Unable to receive file.
(https://www.veeam.com/kb1795)
Since veeam performs an integrity check on its own backup, I can only assume that veeam believed this file to be a healthy backup file. As such, it is possible that a disk issue corrupted this backup at some point after verification.
What I want to prevent is this happening again, so I am looking to do one or both of the following:
1) Validate that backup files are good without having to actually restore them. I can't believe that an actual restore is required to validate the ability to properly read/decompress a file - there must be a way to stream this through without actually restoring. How can this be done?
2) I need a good strategy to prevent this from happening again - or at least mitigate this as much as possible with the existing infrastructure we have.
At present we have two on-site storage locations that can hold a full backup of all VMs. Let's call them StorageA and StorageB. And, for ease of discussion let's just say they are both 1TB and that a standard full backup of all data is approximately 500GB.
Ideally, we don't want to use both StorageA and StorageB fully for these backups, but approximately half.
I was thinking that I could do a 500GB backup to StorageA and then do a copy job to StorageB. However, this would seemingly not prevent the issue where the file itself is corrupt - i believe that the copy job would simply continue to copy the corrupt file.
Then I thought of setting up two backup jobs independent on staggered days.
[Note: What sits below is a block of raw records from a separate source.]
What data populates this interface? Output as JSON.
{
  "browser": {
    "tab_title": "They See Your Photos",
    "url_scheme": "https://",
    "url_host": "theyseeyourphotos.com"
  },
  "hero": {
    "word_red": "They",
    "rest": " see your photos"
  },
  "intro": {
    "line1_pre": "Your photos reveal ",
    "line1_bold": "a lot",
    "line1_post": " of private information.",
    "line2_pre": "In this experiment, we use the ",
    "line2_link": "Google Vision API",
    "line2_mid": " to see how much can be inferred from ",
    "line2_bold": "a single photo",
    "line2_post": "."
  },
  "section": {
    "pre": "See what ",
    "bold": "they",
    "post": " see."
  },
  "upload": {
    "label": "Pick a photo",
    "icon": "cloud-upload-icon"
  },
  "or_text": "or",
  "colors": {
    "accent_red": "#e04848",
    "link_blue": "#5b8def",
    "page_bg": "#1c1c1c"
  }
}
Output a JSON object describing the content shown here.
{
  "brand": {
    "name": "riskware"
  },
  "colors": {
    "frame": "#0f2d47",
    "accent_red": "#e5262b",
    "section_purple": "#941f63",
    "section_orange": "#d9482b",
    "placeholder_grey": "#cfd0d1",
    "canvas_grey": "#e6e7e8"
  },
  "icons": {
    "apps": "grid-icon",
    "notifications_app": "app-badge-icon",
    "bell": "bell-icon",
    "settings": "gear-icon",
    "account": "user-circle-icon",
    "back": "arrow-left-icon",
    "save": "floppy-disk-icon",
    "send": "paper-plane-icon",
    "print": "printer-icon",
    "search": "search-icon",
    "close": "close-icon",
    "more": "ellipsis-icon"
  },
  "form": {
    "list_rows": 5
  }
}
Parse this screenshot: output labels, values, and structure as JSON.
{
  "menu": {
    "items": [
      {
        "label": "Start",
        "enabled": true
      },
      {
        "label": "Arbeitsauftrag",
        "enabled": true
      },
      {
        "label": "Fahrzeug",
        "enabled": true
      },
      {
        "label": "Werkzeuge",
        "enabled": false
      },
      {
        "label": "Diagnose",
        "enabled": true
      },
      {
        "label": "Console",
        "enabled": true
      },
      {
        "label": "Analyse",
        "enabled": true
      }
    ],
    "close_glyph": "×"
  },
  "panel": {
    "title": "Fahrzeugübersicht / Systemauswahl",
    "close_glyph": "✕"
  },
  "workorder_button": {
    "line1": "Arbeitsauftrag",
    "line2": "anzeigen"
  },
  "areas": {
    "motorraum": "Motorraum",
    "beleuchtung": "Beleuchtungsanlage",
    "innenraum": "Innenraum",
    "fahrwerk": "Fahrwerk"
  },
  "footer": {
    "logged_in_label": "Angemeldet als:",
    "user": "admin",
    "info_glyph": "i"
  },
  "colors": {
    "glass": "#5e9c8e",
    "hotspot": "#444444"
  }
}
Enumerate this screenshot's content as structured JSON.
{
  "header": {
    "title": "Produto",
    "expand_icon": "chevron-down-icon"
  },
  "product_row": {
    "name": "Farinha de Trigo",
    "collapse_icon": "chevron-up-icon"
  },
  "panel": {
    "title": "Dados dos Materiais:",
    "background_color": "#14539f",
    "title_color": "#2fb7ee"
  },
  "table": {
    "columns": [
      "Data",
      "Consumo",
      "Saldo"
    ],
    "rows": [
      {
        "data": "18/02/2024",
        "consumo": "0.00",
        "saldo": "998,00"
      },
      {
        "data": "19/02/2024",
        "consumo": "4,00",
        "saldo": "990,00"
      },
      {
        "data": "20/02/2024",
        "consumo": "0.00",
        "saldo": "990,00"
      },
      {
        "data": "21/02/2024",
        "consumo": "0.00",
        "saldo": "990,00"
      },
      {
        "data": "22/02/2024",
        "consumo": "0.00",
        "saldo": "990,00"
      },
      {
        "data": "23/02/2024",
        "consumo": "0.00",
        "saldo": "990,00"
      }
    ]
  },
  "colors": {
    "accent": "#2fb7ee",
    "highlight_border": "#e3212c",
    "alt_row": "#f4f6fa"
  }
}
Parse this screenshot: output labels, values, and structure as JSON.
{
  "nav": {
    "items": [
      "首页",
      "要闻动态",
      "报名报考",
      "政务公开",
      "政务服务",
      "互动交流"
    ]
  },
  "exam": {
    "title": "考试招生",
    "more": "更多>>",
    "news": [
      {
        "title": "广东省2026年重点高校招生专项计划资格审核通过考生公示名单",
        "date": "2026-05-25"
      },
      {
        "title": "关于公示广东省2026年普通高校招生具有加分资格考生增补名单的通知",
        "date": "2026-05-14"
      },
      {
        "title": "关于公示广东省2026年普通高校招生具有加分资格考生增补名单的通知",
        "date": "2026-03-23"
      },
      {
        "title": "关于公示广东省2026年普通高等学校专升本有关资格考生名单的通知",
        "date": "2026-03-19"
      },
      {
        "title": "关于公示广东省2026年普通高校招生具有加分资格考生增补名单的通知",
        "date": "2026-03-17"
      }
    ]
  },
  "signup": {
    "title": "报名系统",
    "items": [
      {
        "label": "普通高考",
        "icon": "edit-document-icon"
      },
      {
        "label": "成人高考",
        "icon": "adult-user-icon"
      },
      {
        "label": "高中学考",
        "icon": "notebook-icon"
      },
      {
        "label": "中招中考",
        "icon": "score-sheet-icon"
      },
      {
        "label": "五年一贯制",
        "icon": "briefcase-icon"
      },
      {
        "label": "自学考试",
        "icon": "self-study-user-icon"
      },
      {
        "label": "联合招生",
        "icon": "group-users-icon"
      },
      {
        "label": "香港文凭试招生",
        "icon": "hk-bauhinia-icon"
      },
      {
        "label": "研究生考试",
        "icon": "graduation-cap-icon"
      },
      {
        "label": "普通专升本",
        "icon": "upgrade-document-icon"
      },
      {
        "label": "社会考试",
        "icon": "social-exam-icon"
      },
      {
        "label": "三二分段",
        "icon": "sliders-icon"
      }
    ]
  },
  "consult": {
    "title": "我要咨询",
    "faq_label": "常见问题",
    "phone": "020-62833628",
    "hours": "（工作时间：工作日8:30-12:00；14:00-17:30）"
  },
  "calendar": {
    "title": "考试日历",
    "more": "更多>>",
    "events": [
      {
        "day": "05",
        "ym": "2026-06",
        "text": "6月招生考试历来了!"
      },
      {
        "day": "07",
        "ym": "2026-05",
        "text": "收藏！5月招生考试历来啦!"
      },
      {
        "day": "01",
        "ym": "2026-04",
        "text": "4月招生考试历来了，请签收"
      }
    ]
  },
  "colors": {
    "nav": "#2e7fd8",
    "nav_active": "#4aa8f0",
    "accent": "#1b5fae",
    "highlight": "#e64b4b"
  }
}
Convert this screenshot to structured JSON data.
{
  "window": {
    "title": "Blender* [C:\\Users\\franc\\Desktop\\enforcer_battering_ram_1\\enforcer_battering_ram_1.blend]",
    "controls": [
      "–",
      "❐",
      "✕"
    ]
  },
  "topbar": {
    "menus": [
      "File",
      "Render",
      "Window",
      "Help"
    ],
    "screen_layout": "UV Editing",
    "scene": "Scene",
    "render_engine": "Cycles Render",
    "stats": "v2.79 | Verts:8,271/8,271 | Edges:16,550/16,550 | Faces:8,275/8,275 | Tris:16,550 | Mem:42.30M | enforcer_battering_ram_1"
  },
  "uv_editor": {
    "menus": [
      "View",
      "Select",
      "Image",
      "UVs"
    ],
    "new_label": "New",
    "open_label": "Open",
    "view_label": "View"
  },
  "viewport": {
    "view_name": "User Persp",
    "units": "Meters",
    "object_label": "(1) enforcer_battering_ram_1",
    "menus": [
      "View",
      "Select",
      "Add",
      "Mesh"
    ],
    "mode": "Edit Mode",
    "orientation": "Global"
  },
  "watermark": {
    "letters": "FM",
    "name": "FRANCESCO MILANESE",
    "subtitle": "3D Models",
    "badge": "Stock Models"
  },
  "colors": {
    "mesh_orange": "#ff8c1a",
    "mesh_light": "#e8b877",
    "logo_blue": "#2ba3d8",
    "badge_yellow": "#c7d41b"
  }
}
One that backs up to StorageA and the other to StorageB. However, I'm not sure how say an incremental from jobB is going to effect the next incremental from jobB, since I'm not sure how Veeam marks the data that has been backed up.
The other possibility is having more than one full backup from a single job stored at any given time. Doing this I can utilize the entirety of StorageA (but of course this won't mitigate a full disk failure).
I realize that there are best practices, but I'm confined by the available resources.
What technique is best to that I am more likely to recover from another source if I have the above issue again.
Thanks.